‘It’s all about the reading’

EAST NEWARK —

A visit from a children’s book writer, free books and new book cabinets.

That triple treat was delivered to students from K to grade 8 at the East Newark Borough School earlier this month.

And it all came about because an Essex County Boy Scout whose mother happens to be the East Newark School art teacher wanted to coordinate a school book fair to attain his Eagle Scout badge, the highest award in scouting.

Max Spiegel, a junior at South Orange/Maplewood Regional High School, is a member of BSA Troop 5, based in Maplewood.

After scoping out the three-pronged project, Max shared his ideas with his mom, Michell Spiegel, who shared some insights about the borough students many coming from families whose primary language is something other than English and that helped convince Max he could make an impact with East Newark as the host school.
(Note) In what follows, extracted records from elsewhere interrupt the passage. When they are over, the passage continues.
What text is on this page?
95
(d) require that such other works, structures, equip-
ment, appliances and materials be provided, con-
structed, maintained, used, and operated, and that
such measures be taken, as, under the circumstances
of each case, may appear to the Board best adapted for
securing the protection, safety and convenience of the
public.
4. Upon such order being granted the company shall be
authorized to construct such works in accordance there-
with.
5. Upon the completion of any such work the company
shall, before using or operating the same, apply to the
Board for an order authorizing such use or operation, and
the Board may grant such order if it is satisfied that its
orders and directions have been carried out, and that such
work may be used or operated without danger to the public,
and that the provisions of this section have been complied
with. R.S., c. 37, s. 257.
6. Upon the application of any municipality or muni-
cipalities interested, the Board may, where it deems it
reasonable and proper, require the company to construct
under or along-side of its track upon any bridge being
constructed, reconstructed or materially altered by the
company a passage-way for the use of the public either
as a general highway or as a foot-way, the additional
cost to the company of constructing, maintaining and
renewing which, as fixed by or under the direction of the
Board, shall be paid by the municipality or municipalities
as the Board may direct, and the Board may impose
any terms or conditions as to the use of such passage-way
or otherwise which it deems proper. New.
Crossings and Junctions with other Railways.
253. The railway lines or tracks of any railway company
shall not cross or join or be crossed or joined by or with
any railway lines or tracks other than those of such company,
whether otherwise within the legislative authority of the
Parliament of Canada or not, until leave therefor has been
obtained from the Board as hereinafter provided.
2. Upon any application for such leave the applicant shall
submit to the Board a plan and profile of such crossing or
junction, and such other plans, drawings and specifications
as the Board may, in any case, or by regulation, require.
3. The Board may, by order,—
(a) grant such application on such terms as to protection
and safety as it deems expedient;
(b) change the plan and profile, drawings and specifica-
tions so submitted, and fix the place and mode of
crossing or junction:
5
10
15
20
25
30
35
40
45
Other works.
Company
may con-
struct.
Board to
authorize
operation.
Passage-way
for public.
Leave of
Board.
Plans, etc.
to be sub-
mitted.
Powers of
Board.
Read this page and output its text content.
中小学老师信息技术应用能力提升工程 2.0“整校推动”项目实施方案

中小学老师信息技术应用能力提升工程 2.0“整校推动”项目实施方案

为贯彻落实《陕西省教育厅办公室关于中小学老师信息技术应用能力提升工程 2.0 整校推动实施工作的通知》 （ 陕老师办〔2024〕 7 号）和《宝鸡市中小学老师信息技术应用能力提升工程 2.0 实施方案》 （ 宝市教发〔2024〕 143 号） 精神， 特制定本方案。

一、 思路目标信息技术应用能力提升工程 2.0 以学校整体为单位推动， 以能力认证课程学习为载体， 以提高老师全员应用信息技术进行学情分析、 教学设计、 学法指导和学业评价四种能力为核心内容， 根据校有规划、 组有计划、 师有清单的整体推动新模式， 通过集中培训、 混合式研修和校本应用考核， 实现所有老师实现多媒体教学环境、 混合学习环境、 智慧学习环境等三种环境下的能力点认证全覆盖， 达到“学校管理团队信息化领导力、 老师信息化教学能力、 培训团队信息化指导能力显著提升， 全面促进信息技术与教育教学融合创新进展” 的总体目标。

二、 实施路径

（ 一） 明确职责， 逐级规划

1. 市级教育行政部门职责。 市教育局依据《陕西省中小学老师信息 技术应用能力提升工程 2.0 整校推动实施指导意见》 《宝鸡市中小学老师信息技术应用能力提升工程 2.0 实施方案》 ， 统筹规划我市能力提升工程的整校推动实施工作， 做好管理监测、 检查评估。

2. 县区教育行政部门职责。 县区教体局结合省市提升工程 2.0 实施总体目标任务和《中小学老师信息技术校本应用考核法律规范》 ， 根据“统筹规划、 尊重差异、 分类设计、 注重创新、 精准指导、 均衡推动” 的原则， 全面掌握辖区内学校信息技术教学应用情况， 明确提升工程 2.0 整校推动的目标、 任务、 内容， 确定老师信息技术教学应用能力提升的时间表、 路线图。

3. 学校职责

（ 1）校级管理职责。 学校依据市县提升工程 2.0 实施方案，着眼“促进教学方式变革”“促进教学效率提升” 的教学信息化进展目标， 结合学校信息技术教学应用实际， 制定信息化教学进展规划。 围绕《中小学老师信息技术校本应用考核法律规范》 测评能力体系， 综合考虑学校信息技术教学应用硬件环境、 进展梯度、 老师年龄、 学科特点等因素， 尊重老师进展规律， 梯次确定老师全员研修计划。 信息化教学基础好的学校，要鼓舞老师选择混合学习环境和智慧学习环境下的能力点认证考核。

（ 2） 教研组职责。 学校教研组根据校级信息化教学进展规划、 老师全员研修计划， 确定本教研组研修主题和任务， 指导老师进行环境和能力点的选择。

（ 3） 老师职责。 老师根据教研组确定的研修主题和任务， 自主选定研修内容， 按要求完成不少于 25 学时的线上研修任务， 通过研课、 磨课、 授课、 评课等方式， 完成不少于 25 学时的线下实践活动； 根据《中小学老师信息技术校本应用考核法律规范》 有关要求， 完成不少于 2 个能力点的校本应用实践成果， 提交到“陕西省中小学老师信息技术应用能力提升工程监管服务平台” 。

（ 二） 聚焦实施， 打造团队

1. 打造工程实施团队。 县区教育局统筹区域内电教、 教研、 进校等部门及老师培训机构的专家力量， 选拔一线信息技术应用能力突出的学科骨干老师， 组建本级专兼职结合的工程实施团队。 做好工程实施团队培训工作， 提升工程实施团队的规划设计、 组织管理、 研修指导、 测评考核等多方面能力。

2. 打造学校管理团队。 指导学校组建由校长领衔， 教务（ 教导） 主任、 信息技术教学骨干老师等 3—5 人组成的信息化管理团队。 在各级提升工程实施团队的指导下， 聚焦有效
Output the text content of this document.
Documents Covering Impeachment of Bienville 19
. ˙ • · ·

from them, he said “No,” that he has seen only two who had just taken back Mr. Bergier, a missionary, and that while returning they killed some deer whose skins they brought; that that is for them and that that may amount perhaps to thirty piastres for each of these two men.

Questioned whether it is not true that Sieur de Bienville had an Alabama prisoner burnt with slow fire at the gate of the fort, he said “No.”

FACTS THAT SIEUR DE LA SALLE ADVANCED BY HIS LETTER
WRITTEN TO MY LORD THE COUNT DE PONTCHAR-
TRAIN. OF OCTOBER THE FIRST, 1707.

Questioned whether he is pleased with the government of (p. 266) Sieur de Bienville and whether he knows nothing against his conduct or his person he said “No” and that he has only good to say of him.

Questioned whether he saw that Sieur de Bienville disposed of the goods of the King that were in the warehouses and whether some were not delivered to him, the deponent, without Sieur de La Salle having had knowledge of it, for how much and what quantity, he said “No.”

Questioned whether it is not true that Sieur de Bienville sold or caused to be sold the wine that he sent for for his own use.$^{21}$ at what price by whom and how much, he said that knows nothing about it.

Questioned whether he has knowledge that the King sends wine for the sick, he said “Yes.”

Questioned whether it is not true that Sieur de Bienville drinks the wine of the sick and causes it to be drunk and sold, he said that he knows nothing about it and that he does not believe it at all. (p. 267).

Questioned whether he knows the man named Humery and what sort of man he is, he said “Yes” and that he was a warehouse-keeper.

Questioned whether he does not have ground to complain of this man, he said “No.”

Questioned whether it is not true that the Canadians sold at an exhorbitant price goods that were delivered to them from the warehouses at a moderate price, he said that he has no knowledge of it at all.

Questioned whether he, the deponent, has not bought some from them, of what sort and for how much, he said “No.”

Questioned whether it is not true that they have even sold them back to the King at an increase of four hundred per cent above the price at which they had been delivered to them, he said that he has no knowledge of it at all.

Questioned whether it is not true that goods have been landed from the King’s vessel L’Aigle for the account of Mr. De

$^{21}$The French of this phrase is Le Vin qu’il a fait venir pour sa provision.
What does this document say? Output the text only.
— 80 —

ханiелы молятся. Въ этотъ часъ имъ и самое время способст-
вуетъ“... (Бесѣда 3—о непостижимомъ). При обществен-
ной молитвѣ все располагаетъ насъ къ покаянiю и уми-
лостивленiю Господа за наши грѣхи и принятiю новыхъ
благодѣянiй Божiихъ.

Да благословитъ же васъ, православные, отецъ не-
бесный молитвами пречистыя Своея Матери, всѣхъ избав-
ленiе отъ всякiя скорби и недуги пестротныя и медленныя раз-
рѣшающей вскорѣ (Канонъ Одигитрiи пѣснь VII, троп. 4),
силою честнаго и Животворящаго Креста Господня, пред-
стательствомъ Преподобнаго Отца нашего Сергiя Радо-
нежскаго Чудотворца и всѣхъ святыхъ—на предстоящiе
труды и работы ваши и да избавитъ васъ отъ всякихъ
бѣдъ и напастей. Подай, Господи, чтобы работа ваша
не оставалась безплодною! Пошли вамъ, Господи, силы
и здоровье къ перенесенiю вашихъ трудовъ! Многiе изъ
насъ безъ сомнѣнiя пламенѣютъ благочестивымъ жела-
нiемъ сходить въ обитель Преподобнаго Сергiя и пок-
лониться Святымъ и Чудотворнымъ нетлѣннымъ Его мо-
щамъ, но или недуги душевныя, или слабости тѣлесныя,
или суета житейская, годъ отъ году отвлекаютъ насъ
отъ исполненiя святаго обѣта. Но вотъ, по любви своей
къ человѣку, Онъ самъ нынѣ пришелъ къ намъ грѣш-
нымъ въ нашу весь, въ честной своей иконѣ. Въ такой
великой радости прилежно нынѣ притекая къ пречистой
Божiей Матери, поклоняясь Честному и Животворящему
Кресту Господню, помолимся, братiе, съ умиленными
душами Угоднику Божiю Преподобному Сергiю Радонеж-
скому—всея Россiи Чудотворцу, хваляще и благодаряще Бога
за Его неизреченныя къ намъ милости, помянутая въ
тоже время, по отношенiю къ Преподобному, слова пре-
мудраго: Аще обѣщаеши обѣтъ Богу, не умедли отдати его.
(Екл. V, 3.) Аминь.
And so he arranged, “through a friend of a friend,” to get alternate comics writer/illustrator/graphic novelist Kevin C. Pyle to come to East Newark and show the youngsters how the art of drafting comics translates to storytelling.

“In comics, you mix words and pictures together to create meaning,” Pyle told the children.  

Pyle used a Smartboard (a computer projection screen) to draw and display different kinds of character facial expressions and asked leading questions to elicit responses from the attentive students.

Pyle, who has done illustrations for The New York Times Op-Ed Page, NY Times Book Review, The New Yorker, among other publications, has focused mostly on comics and graphic novels the last 15 years.

Among his more well-known works are “Blindspot” — partly based on memories of “playing soldier in the woods as a kid” — and “Take What You Can Carry,” which deals with the interactions of a Chicago delinquent and a displaced Japanese-American family during WWII.

He said his newest novel, “Migrant,” now at the printer, relates the dangers attached to immigrants fleeing their homelands in Mexico, El Salvador and elsewhere and how that relates to “social justice.”

While he confessed to not being much of a comics fan growing up, Pyle said that as a kid, he “liked to draw war scenes” and recalls, embarrassingly, how he proudly showed off one of his favorite creations to his granddad, a WWI veteran.

He has taught comics, illustration and the cultural history of monsters in a variety of school settings and grade levels.

Scout Max, meanwhile, also contributed to the kids’ special day by collecting and handing out age-appropriate books selected from Nobrow Publishing to the students attending the program.

“Some of the books came from people in the community and from my high school and from me,” he said.

And he spent about two weeks, with help from several of his scout buddies, building three sets of wood book cabinets now installed in the school’s multi-purpose room.

East Newark School Superintendent/Principal Patrick Martin said he welcomed the Scout’s efforts as a boon to the school’s language-arts curriculum.

“There’s nothing more important than reading,” Martin said. “This young man coming and recognizing that by helping out young people in reading warms my heart, gives me hope for the future.

“Our students, many of them from Spanish-speaking backgrounds, have got some challenges in front of them and reading, therefore, becomes even more important for students like ours.”